Menurut DeSilva (2003) idealnya pada metode ELISA, antibodi yang digunakan harus spesifik dengan analat target, tanpa adanya gangguan dari bahan yang strukturnya hampir sama dengan analat yang ada dalam sampel ataupun bahan yang terdapat dalam matriks. Sensitivitas adalah kemampuan metode untuk mendeteksi/mengukur analat target dalam jumlah sekecil mungkin.

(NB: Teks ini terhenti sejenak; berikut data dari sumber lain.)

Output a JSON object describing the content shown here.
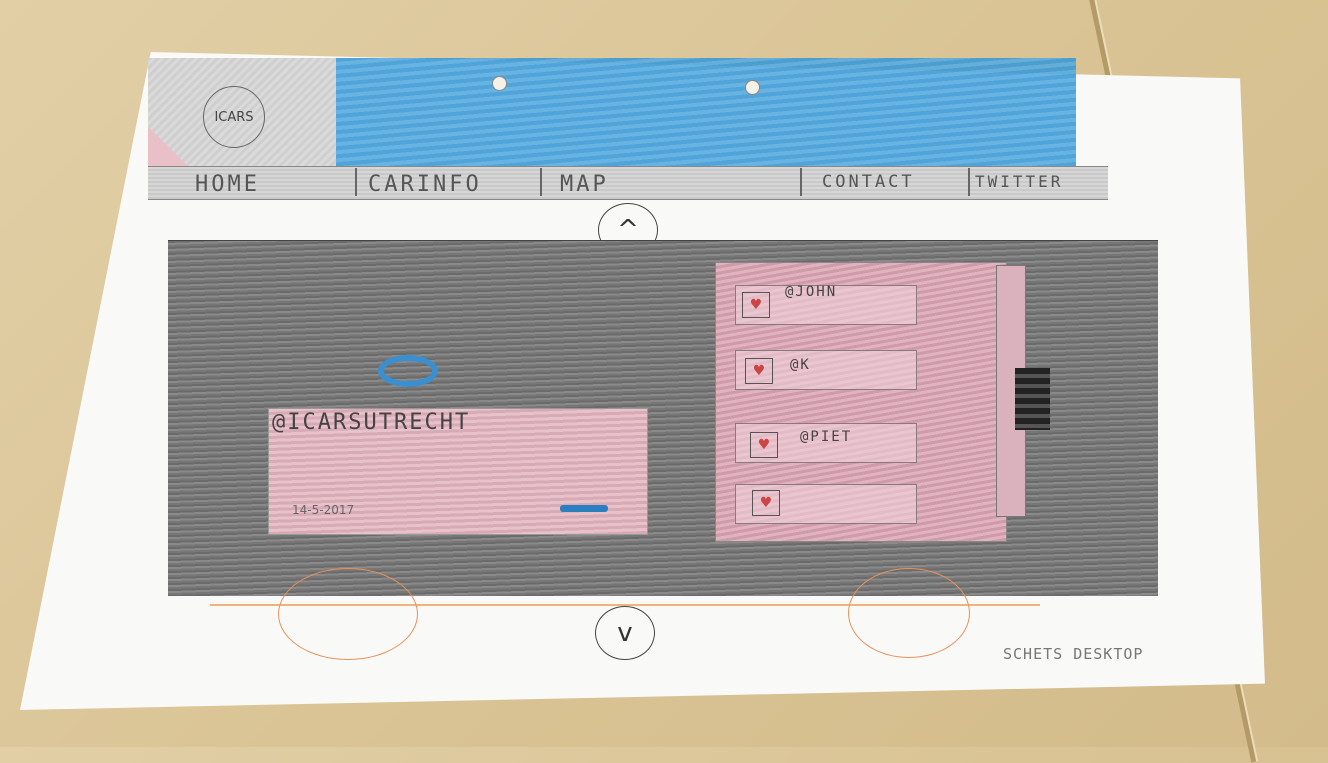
{
  "logo": {
    "text": "ICARS"
  },
  "nav": {
    "items": [
      {
        "label": "HOME"
      },
      {
        "label": "CARINFO"
      },
      {
        "label": "MAP"
      },
      {
        "label": "CONTACT"
      },
      {
        "label": "TWITTER"
      }
    ]
  },
  "carousel": {
    "up_symbol": "^",
    "down_symbol": "v"
  },
  "post": {
    "handle": "@ICARSUTRECHT",
    "date": "14-5-2017"
  },
  "feed": {
    "items": [
      {
        "label": "@JOHN"
      },
      {
        "label": "@K"
      },
      {
        "label": "@PIET"
      },
      {
        "label": ""
      }
    ]
  },
  "caption": "SCHETS DESKTOP",
  "colors": {
    "banner": "#4aa3dc",
    "accent_pink": "#d9a7b4",
    "link_blue": "#2a7fc0",
    "wheel_orange": "#e8915c"
  }
}
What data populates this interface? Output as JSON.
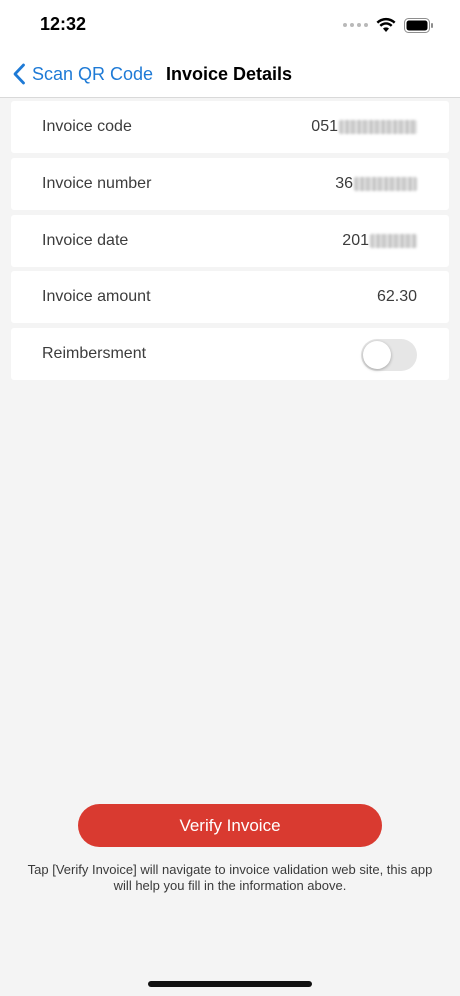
{
  "status_bar": {
    "time": "12:32",
    "icons": [
      "signal-dots-icon",
      "wifi-icon",
      "battery-icon"
    ]
  },
  "nav": {
    "back_label": "Scan QR Code",
    "title": "Invoice Details",
    "accent_color": "#1e7ad6"
  },
  "rows": [
    {
      "label": "Invoice code",
      "value": "051"
    },
    {
      "label": "Invoice number",
      "value": "36"
    },
    {
      "label": "Invoice date",
      "value": "201"
    },
    {
      "label": "Invoice amount",
      "value": "62.30"
    },
    {
      "label": "Reimbersment",
      "toggle": false
    }
  ],
  "verify": {
    "label": "Verify Invoice",
    "color": "#d93a30"
  },
  "hint": "Tap [Verify Invoice] will navigate to invoice validation web site, this app will help you fill in the information above."
}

Ruggedness atau kekasaran adalah suatu ukuran dari kapasitasnya, terhadap sisa yang tidak dipengaruhi oleh konsentrasi yang sedikit, namun variasi-variasi yang mungkin terjadi dalam parameter-parameter metode dan memberikan suatu indikasi dari reliablilitasnya selama penggunaan normal (Chan 2004). Robustness atau ketegaran adalah kemampuan untuk memberikan hasil uji yang sama pada sampel yang sama, tetapi keragaman kondisi pengujian berbeda. Bertujuan untuk mengetahui pengaruh faktor eksternal terhadap metode (sampel dan metode sama, tetapi laboratorium, alat, analis dan waktu pengujian berbeda) . Evaluasi terhadap robustness harus dilakukan selama masa pengembangan metode analisis.